The news had struck like a hammer blow when first delivered, and though he had schooled his tongue since, the weight of it had not lessened. Jaime—his golden brother, the shield he had never deserved, the one who had stood by him when no other did—gone. He would never hear that careless laugh again, never feel the quiet strength of Jaime's presence at his side.

For all his wit and armor of words, Tyrion felt hollowed out, a small, unwanted son robbed of the only kin who had ever shown him warmth.

His father's grief had taken another form. Tywin had not spoken of Jaime save in curt acknowledgment, but every word since had been honed sharper than steel.

And Ser Kevan—loyal, steady Kevan—was beginning to crack beneath the strain. The bags beneath his eyes sagged like bruises, his voice lower, wearier. One only lessened by news of Lancel's recovery.
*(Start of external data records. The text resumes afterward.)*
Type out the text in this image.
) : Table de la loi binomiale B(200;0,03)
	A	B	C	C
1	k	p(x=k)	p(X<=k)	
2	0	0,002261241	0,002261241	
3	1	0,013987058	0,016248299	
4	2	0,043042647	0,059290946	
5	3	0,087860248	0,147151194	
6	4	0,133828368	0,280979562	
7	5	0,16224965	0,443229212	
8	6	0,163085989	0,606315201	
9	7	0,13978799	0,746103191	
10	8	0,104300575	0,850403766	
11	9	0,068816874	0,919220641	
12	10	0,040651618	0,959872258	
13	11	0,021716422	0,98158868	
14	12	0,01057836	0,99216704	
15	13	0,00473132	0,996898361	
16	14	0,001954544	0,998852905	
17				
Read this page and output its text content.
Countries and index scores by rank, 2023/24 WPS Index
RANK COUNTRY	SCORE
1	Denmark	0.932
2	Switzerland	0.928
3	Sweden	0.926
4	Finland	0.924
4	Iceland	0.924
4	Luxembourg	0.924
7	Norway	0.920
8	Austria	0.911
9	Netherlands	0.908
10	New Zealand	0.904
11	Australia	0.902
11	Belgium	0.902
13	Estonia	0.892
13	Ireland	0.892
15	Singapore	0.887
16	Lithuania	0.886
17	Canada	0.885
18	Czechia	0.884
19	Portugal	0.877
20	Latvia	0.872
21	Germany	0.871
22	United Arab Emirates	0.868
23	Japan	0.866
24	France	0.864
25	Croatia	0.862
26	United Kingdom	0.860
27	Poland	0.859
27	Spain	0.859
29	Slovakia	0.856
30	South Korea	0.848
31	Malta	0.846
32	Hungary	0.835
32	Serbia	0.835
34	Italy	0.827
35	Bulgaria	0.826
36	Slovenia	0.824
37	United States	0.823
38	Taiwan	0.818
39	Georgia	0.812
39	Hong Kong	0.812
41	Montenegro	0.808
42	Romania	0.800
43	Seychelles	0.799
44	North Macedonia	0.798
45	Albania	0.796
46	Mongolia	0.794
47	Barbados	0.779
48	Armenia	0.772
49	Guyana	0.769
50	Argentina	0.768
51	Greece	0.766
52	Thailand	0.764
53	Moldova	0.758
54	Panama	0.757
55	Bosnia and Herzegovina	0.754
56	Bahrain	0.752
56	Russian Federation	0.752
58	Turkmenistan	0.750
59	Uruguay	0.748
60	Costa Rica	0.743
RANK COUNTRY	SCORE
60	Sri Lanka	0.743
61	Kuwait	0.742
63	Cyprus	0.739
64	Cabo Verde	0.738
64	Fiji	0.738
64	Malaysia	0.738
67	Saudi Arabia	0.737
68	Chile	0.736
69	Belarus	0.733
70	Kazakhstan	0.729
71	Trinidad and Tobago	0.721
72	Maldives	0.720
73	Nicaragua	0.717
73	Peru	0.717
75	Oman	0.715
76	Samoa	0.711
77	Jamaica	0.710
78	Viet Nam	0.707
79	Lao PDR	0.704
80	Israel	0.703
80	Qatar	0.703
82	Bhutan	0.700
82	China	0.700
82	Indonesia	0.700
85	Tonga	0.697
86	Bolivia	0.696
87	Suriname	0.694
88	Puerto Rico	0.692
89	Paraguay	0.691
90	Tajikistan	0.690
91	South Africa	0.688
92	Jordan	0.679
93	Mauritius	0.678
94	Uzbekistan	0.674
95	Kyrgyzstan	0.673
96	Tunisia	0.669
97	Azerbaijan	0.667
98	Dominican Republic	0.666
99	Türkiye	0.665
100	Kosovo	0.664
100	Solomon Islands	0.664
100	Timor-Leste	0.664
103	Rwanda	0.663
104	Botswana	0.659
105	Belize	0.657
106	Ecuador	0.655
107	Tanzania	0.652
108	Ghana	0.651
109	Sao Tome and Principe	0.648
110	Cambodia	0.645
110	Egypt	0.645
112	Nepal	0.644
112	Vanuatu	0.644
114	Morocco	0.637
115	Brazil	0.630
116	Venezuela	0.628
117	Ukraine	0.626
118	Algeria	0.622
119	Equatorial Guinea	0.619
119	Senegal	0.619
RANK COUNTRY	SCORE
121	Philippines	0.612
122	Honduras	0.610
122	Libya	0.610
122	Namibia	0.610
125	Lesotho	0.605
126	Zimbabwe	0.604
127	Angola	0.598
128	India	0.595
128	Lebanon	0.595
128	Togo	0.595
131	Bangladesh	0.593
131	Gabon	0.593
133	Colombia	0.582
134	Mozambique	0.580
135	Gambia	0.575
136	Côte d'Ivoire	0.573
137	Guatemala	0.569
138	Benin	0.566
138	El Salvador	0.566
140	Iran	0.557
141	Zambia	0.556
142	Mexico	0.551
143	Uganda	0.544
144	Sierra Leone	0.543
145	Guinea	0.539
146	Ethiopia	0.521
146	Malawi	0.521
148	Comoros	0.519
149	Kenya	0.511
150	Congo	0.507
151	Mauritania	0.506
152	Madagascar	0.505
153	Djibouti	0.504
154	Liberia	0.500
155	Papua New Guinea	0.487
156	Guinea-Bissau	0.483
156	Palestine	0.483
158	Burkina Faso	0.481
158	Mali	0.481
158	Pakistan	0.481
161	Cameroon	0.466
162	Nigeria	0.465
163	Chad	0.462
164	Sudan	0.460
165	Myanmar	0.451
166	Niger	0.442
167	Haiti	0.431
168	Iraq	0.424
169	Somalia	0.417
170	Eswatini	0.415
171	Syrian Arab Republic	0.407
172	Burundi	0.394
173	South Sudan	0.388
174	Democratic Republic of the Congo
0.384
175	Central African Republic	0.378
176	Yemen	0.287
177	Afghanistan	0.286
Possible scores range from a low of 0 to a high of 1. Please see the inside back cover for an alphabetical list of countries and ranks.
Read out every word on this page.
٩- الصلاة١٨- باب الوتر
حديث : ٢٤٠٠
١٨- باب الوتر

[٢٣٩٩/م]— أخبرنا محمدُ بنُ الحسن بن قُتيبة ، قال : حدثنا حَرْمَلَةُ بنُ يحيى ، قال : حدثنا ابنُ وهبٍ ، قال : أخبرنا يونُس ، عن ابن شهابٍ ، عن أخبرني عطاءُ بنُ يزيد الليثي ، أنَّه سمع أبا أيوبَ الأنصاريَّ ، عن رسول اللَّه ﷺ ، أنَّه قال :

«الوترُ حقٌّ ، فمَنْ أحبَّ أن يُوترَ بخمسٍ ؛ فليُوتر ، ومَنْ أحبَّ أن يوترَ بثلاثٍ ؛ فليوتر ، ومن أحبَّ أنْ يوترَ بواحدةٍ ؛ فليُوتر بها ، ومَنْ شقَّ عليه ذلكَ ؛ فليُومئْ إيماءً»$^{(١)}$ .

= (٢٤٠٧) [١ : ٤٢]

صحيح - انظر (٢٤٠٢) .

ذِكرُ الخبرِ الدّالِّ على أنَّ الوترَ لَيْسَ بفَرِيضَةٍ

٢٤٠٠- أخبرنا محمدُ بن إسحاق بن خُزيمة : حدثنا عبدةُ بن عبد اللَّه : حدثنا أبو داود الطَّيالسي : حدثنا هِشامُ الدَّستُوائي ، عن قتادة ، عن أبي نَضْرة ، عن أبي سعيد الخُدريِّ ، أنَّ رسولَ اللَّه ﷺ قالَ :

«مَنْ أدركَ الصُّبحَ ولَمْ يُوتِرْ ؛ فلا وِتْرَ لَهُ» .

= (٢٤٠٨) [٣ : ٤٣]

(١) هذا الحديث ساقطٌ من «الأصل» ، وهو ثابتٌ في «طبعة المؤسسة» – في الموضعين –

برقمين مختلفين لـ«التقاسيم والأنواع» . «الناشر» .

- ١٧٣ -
Cersei had shut herself in her chambers since the news, her fury spent in three days of shrieking that left her voice scoured raw; now only silence lingered behind her doors, and though Tyrion had not gone to her—he dared not—he knew well enough that Jaime's death had broken her in a way no enemy ever could.

Tyrion sat, sadness gnawing deep. Even old quarrels seemed to have been swallowed, a hollow sort of unity binding the family now.

Yet Tyrion clutched his own guilt in an iron grip, shoving it down where it could not rule him. Jaime's death was a wound he had steeled himself for ever since the second Stark girl vanished.

Now was not the time for mourning—it was the time for action, for survival.

Stark's attack is bound to be discussed beyond the small council chamber, making these meetings close to useless.

Tyrion sighed and flipped open a heavy ledger. "Revenue from the pleasure houses has begun to increase…"

The words fell flat in the chamber, fading like the mutter of a man left talking to himself.